What’s interesting is that we also have a channel for marketing with members who don’t do marketing as part of their jobs. People join the channel to learn more about marketing and to get broad business tips. In this way, it’s possible to encourage learning within the organization and to support employees in helping and teaching each other.
Set weekly conversational themes
You can liven up your Slack channels and create interesting discussions by asking themed questions every week. These questions can revolve around hobbies, favorite movies, and just about anything else.
We also have a ‘Know your team’ post every week where we feature one employee who volunteers to share information about themselves. This has helped us learn more about people even when we’re working virtually.
Use the ideas given here to come up with neat ways to encourage discussions in your own weekly meetings.
Create virtual events
Having a weekly video conference for your entire organization will help keep everyone in the loop regarding what’s happening at work. I know that there are some businesses that make it interesting by having themes and asking people to do things like wearing funny hats or set up a fun virtual background.
To make sure that your weekly meetings are impactful and don’t drag on, use a structured agenda. We work with an L10 or Level 10 meeting format. It’s short and friendly as you always start the meeting by sharing some good news. This format covers important to-dos and allows team members to ask questions and submit ideas.
You can also host virtual events like an annual retreat. This year, we couldn’t have our usual in-person annual retreat, but we did host a virtual conference. For this event, we created games, had conversations, and created a much-needed break, which was especially helpful because we were at the onset of the lockdown period.

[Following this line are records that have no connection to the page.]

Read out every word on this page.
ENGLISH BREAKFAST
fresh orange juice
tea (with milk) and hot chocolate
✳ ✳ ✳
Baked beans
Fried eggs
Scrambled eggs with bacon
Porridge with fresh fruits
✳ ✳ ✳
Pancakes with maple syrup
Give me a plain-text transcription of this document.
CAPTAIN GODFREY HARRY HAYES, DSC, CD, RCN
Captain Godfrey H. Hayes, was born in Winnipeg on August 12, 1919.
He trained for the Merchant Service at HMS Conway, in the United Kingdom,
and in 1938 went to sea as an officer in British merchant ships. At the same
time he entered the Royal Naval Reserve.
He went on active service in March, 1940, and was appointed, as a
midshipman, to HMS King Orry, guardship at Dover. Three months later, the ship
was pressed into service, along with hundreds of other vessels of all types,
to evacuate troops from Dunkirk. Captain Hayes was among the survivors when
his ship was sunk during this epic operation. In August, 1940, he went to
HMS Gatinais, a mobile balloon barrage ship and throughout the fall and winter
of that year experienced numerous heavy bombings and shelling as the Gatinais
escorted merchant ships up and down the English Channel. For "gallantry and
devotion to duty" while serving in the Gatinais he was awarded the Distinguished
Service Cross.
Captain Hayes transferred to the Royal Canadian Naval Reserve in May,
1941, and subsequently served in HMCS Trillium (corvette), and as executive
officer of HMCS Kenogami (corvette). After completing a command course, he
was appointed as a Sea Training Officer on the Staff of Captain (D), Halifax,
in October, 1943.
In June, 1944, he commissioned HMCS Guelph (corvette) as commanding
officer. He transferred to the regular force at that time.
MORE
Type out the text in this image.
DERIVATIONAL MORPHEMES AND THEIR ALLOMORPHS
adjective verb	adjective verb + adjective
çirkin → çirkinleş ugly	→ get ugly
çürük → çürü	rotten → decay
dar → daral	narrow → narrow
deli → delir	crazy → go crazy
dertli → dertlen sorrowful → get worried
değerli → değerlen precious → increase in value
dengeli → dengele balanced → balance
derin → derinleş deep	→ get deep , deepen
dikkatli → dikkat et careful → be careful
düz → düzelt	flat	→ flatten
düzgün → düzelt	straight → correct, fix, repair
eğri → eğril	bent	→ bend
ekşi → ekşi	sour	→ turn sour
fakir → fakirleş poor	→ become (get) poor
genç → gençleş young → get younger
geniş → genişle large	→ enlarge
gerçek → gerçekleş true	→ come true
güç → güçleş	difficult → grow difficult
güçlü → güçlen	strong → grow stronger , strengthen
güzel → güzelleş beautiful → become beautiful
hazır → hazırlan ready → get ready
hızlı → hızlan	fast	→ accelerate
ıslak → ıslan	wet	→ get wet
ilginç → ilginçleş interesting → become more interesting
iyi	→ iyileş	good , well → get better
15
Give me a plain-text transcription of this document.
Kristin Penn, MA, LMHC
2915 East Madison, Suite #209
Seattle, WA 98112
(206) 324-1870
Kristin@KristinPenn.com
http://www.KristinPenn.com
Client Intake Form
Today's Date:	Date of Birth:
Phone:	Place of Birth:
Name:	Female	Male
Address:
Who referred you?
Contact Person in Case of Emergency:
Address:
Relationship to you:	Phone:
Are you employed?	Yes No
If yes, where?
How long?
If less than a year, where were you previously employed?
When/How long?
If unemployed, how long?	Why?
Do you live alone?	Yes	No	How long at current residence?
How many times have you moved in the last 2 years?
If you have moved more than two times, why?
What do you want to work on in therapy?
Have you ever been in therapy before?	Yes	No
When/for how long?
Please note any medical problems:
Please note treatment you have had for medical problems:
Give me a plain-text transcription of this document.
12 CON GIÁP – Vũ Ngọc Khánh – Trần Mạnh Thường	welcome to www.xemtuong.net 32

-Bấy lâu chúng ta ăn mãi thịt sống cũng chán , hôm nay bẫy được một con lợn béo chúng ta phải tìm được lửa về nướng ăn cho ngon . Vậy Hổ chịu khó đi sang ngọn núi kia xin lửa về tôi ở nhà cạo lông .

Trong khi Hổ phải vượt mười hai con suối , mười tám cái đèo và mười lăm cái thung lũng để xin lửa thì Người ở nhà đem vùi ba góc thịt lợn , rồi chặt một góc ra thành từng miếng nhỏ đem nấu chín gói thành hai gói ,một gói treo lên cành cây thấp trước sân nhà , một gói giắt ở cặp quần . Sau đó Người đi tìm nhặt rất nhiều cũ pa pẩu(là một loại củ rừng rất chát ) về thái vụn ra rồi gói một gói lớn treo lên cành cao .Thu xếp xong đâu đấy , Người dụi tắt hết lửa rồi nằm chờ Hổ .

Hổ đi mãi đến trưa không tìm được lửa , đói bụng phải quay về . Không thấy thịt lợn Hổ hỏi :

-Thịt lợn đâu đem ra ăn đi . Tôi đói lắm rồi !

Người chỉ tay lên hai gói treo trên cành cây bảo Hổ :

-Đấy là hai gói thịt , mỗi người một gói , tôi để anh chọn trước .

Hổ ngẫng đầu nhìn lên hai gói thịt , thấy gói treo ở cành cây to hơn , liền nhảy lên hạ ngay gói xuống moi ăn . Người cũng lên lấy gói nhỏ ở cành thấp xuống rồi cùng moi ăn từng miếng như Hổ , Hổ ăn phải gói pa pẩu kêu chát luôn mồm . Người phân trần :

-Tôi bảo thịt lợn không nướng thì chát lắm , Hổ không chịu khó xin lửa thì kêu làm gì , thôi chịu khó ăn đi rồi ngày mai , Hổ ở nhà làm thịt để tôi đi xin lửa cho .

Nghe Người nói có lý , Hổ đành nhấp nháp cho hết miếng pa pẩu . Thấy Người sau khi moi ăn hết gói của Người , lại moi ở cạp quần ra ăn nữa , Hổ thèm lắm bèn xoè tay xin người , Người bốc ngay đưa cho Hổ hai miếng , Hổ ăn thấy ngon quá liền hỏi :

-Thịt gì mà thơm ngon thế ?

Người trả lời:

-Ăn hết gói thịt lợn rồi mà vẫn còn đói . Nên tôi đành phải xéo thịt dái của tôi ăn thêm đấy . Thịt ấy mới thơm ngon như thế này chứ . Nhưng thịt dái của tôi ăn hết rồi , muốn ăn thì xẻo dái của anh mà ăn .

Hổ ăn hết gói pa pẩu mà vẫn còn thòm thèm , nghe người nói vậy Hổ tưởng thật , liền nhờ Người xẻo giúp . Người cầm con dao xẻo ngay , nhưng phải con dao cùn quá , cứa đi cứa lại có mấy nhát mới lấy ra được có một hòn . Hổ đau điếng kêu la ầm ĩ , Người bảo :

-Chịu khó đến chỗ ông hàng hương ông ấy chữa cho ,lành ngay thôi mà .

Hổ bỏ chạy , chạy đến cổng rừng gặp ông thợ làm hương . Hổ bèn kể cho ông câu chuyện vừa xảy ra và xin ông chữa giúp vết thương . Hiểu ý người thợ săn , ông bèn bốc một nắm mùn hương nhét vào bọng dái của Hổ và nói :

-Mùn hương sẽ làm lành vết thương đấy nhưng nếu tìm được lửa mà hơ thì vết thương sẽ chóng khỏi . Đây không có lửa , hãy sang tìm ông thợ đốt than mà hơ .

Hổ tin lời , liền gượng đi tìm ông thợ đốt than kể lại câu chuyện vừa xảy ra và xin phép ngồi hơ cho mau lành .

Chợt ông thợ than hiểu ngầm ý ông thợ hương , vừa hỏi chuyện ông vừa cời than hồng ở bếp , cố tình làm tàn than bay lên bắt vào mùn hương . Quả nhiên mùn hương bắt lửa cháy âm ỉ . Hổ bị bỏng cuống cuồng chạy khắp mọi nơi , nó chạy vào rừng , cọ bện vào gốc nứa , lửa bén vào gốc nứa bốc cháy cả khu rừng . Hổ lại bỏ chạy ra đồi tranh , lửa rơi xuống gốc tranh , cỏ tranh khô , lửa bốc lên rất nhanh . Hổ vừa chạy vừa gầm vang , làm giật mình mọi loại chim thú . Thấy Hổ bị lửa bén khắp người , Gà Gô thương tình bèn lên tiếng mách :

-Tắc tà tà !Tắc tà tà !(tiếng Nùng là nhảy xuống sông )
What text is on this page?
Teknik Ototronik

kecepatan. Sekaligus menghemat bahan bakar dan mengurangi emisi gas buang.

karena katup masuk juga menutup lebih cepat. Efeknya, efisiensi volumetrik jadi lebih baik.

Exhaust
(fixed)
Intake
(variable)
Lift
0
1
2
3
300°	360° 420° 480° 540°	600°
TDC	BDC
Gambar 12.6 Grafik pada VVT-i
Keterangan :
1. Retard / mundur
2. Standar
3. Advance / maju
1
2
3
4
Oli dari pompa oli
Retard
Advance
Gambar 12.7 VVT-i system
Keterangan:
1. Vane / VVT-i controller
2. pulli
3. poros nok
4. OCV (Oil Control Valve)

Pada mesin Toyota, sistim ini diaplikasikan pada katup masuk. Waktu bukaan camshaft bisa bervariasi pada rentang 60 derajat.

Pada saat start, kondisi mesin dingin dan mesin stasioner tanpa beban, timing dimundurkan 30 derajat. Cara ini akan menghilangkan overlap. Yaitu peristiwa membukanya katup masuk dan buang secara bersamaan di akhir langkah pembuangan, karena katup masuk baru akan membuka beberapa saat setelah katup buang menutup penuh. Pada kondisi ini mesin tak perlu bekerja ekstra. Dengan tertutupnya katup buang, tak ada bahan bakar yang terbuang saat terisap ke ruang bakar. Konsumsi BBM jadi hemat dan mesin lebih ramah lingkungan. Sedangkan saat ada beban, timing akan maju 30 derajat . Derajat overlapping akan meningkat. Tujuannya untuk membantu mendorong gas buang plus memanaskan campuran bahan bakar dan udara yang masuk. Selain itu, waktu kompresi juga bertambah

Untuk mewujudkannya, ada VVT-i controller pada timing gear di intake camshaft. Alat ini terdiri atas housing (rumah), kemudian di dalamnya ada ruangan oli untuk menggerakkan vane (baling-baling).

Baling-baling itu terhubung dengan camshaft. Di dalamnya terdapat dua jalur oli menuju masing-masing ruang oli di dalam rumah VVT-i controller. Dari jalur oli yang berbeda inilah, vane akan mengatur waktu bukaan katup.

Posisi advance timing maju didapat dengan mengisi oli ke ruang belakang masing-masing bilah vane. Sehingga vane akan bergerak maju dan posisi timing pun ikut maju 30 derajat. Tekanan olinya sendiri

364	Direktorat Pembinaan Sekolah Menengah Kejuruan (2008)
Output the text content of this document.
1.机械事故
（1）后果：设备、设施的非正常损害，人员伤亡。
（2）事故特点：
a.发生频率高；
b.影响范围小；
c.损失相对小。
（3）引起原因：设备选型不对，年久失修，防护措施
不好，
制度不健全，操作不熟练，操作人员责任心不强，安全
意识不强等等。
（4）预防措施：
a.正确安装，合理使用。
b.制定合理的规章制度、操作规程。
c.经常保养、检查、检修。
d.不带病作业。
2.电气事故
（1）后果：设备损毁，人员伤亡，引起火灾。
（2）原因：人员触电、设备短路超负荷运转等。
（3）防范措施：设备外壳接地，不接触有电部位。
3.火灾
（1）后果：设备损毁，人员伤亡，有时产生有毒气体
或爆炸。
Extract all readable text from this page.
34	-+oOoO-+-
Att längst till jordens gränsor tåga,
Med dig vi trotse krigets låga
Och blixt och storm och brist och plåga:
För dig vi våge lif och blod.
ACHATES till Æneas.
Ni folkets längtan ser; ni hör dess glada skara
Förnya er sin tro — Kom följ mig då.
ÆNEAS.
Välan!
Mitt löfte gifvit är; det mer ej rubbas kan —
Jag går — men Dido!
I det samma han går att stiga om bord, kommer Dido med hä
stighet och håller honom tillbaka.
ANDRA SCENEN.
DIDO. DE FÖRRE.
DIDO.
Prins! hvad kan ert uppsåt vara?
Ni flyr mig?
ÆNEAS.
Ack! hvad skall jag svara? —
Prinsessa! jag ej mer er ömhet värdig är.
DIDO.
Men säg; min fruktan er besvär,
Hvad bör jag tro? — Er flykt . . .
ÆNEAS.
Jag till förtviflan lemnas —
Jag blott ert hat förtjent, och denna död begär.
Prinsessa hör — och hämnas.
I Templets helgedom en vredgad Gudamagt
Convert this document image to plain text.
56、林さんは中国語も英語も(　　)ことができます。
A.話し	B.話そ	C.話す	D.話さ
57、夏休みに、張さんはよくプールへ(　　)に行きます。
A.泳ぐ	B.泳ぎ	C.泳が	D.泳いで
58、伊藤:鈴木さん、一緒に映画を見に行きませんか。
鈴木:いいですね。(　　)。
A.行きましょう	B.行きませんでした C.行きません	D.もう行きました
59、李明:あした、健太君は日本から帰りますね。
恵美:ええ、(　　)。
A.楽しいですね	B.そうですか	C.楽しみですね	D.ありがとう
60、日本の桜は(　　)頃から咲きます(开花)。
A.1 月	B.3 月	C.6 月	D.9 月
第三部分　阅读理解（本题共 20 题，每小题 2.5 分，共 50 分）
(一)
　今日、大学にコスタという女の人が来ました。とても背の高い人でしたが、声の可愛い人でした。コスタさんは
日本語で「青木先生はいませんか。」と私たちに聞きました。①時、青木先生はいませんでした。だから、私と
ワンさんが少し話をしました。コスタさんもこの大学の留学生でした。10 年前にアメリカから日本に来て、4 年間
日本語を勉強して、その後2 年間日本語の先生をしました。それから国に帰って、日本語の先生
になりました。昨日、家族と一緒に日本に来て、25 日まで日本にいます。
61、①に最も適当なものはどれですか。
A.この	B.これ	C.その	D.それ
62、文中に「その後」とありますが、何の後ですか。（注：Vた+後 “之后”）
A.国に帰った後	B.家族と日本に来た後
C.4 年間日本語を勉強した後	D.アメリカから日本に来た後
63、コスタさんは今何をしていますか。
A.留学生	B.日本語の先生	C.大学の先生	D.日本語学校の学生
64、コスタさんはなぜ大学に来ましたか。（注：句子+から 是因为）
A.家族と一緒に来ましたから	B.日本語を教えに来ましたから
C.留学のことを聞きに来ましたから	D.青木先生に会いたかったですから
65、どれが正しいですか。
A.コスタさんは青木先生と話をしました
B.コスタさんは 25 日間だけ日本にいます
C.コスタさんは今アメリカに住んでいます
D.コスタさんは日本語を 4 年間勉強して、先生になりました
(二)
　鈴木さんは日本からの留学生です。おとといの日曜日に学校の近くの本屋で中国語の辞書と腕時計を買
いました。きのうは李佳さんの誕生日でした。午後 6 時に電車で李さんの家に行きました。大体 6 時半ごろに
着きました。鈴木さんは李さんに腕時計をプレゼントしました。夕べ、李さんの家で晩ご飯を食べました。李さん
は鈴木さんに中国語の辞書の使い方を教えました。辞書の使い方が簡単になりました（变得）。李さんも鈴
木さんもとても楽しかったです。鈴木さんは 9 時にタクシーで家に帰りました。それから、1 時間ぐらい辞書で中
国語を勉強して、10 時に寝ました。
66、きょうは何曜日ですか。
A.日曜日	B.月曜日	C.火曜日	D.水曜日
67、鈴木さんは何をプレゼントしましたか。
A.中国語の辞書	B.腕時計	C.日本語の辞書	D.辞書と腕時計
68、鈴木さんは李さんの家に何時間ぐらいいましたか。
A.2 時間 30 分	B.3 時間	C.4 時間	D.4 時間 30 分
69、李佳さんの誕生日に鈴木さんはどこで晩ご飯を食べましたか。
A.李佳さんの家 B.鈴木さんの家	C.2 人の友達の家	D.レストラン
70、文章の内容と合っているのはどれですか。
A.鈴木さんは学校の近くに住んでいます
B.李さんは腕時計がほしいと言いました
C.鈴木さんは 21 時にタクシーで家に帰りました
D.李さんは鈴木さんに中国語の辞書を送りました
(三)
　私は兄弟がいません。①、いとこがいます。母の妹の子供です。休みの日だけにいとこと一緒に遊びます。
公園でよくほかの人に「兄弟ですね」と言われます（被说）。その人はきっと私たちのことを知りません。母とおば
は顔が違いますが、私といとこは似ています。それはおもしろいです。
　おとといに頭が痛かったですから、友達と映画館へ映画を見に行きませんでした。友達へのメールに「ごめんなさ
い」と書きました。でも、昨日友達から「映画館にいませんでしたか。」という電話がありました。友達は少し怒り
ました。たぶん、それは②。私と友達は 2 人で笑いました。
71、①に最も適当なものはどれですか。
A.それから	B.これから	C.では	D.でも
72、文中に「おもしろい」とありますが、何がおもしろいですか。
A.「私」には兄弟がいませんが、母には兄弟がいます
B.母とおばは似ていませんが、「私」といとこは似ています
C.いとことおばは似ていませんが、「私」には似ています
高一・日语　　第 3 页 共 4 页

So far, we’ve looked at some helpful and practical ways to help remote workers connect with each other. But the success of these efforts relies heavily on the leaders who need to actively participate to make better communication possible.
A company’s culture is often driven from the top down. As a leader, you need to voice your encouragement when you see an active discussion. Listen to what people are saying and answer questions wherever possible. Be active on channels and respond to feedback, criticisms, and concerns in a positive way.
When you show employees that you’re listening to them, they’ll start to participate too and this will build a connected and engaged workplace even though people are working away from each other.